Section 6662(a) imposes a 20-percent penalty on the portion of an underpayment attributable to any one of various factors, one of which is negligence or disregard of rules or regulations. Sec. 6662(b)(1). "Negligence" includes any failure to make a reasonable attempt to comply with the provisions of the Internal Revenue Code, including any failure to keep adequate books and records or to substantiate items properly. Sec. 6662(c); sec. 1.6662-3(b)(1), Income Tax Regs.Section 6664(c)(1) provides that the penalty under section 6662(a) shall not apply to any portion of an underpayment if it is shown that there was reasonable cause for the taxpayer's position and that the taxpayer acted in good faith with respect to that portion. The determination of whether a taxpayer acted with reasonable cause and in good faith is made on a case-by- case basis, taking into account all the pertinent facts and circumstances. Sec. 1.6664-4(b)(1), Income Tax Regs. The most important factor is the extent of the taxpayer's effort to assess his proper tax liability for the year.

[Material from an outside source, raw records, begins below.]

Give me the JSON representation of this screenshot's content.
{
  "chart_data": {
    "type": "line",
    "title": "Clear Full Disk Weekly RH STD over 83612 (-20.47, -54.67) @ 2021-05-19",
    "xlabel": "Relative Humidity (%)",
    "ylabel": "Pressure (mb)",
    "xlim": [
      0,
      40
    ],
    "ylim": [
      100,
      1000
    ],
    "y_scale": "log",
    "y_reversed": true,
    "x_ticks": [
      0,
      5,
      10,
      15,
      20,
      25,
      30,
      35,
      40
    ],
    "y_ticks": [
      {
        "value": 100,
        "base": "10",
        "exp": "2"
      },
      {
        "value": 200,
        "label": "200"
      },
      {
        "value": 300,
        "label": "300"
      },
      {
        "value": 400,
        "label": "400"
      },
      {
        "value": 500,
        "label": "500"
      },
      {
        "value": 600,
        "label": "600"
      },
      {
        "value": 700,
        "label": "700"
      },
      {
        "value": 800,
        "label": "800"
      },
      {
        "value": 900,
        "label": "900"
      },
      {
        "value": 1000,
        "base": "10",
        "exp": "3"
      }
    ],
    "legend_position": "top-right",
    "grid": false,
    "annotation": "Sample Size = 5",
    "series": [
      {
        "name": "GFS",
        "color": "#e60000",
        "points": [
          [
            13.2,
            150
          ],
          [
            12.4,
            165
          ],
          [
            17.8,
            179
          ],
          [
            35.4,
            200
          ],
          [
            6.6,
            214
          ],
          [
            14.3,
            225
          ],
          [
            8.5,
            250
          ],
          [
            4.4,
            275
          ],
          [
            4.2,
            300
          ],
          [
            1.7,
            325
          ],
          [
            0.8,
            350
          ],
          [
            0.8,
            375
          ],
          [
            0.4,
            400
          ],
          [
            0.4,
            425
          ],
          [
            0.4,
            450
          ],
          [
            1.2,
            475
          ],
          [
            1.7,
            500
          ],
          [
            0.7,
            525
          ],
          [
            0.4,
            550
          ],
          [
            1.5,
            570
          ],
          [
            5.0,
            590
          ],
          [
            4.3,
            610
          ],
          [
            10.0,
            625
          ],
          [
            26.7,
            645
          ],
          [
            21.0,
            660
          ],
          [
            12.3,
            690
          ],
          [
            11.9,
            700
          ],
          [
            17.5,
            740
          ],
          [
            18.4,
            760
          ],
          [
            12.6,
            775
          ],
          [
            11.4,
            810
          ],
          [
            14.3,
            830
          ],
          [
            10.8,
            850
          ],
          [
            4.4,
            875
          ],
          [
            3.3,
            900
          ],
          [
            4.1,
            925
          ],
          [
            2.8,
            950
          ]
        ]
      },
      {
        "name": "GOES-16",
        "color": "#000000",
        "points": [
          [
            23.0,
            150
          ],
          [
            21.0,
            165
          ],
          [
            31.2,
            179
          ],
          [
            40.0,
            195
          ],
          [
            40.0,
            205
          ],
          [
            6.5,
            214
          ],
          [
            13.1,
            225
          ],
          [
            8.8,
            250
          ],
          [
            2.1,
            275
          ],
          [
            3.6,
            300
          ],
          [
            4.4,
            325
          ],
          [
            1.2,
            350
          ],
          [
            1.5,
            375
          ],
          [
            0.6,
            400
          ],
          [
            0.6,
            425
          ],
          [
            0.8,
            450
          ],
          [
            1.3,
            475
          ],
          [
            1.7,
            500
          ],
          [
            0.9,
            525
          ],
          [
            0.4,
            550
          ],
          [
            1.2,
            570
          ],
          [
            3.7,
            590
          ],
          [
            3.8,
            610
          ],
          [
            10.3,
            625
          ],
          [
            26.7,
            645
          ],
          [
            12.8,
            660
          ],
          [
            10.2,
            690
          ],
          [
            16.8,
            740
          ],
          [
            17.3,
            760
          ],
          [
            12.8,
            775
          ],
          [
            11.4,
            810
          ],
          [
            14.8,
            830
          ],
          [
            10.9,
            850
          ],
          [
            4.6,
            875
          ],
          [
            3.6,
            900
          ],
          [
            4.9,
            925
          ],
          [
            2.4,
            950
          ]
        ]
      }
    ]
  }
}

Id.
Petitioners claimed deductions for payments which were never made, and they failed to properly substantiate various other deductions claimed on their returns. Furthermore, petitioners used Alpha Ministries and Smith Corporation -- entities which were essentially alter egos of petitioner -- to eliminate nearly all Federal tax liability on their wage and salary income in each of the years in issue. The use of these entities in this manner is not evidence of a reasonable attempt to comply with Federal tax law and does not reflect reasonable cause and good faith for petitioners' actions.
We find that petitioners were negligent and hold that they are liable for the accuracy-related penalties determined by respondent.
Reviewed and adopted as the report of the Small Tax Case Division.
To reflect the foregoing,
Decision will be entered for respondent.